Schubert’s golden rule for anyone thinking of supporting a Kickstarter is to only pledge an amount of money you would be OK losing forever with nothing to show for it.
“At the end of the day, you’re investing on a hope and a dream, and by definition, a lot of those are just going to fail or stall,” Schubert said. “Game development is by definition R&D. Every single game that gets developed is trying to find a core game loop, trying to find the magic, trying to find the thing that will make it stand out from the 100 other games that are in that same genre. And a lot of them fail. You’ve played 1,000 crappy games. Teams didn’t get out to make crappy games; they just got there and they couldn’t find the ‘there’ there.”
He wasn’t much kinder to the idea of charging people for games still in an early stage of development.
“I’m not a huge fan of Early Access, although ironically, I think the MMO genre invented it,” Schubert said. “But on the MMOs, we needed it because there are things on an MMO that you cannot test without a population. You cannot test a 40-man raid internally. You cannot test large-scale political systems. You cannot test login servers with real problems from different countries, server load and things like that. Early Access actually started in my opinion, with MMOs, with the brightest of hopes and completely and totally clean ideals.”
Schubert has funded a few projects in Early Access, but said he wound up getting unfinished games in return.

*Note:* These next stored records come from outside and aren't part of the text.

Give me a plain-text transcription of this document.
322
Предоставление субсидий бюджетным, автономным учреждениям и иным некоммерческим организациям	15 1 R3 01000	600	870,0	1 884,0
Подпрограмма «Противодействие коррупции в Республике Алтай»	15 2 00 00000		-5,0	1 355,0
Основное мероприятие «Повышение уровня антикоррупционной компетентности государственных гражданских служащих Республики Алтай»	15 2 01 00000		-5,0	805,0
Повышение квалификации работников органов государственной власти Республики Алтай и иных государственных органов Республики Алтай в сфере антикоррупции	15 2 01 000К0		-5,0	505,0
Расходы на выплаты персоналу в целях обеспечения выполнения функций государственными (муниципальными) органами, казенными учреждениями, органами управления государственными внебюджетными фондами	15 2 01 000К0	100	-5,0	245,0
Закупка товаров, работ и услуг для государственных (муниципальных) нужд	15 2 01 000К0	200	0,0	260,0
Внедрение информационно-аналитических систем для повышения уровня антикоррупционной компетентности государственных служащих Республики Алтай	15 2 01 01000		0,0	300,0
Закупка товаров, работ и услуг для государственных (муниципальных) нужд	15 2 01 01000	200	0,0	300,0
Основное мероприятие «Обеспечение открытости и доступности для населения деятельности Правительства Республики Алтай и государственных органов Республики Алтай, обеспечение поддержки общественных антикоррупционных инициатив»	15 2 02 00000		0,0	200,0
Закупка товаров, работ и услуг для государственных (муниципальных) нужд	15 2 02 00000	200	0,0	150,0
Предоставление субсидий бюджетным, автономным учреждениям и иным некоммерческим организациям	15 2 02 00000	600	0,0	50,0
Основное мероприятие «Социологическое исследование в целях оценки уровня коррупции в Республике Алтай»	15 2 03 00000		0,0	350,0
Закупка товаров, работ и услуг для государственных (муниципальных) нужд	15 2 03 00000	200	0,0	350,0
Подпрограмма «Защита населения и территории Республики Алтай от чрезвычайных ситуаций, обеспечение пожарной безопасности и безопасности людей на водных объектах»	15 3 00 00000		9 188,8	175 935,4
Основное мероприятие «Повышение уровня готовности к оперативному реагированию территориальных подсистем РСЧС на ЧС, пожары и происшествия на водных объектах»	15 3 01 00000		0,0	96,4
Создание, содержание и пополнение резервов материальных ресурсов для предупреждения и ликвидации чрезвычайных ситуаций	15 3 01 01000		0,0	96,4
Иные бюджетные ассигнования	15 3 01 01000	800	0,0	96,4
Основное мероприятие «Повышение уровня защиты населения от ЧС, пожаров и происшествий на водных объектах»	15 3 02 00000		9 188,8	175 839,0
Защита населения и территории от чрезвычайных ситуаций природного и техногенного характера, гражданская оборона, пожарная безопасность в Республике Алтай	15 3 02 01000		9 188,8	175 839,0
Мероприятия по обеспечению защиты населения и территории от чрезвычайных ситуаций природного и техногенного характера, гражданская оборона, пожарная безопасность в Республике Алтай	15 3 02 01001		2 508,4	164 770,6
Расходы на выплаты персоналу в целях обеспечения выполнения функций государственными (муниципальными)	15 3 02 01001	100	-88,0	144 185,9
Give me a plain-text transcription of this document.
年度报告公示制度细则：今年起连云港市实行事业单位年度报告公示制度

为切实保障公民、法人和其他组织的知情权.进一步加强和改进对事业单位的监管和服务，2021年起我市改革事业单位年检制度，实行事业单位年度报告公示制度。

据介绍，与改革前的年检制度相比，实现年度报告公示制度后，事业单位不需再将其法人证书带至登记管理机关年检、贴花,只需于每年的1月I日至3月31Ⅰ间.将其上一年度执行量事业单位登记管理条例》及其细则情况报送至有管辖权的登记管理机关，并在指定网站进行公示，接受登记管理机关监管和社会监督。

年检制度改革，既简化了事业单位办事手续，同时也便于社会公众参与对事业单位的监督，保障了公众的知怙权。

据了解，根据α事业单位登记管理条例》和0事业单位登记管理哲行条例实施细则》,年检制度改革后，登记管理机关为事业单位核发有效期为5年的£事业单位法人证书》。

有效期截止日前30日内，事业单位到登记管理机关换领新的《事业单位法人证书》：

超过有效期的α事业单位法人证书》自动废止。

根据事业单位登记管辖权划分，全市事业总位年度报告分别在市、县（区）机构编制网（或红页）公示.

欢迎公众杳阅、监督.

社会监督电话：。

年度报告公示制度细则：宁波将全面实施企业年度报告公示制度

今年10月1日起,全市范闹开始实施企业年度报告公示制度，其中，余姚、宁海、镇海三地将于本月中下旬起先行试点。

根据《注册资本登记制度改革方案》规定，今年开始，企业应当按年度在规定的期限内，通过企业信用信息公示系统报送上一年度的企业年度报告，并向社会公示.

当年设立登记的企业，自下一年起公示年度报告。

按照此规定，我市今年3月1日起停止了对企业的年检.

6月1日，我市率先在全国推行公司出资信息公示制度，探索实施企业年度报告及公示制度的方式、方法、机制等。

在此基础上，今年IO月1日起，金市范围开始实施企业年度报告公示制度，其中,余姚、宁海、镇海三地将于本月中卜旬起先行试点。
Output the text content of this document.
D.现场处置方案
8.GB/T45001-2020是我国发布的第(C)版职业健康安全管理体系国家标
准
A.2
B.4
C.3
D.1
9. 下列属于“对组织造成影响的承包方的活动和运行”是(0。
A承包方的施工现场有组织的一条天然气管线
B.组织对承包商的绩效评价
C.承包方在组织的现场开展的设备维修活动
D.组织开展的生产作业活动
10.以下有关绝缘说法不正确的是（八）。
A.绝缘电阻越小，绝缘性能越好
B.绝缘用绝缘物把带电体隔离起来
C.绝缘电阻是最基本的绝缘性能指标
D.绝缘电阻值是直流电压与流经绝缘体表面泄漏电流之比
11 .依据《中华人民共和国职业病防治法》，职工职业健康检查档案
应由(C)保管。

Considering he works on unfinished games for a living, he doesn’t have much patience for them in his spare time, and has since refrained from supporting games in Early Access.
“I genuinely think there are very few people in either Kickstarter or Early Access that are trying to screw customers,” Schubert said. “I think people in both those spaces are doing it because they love games and want to be part of it, and it’s hard for me to find fault in that at the end of the day.”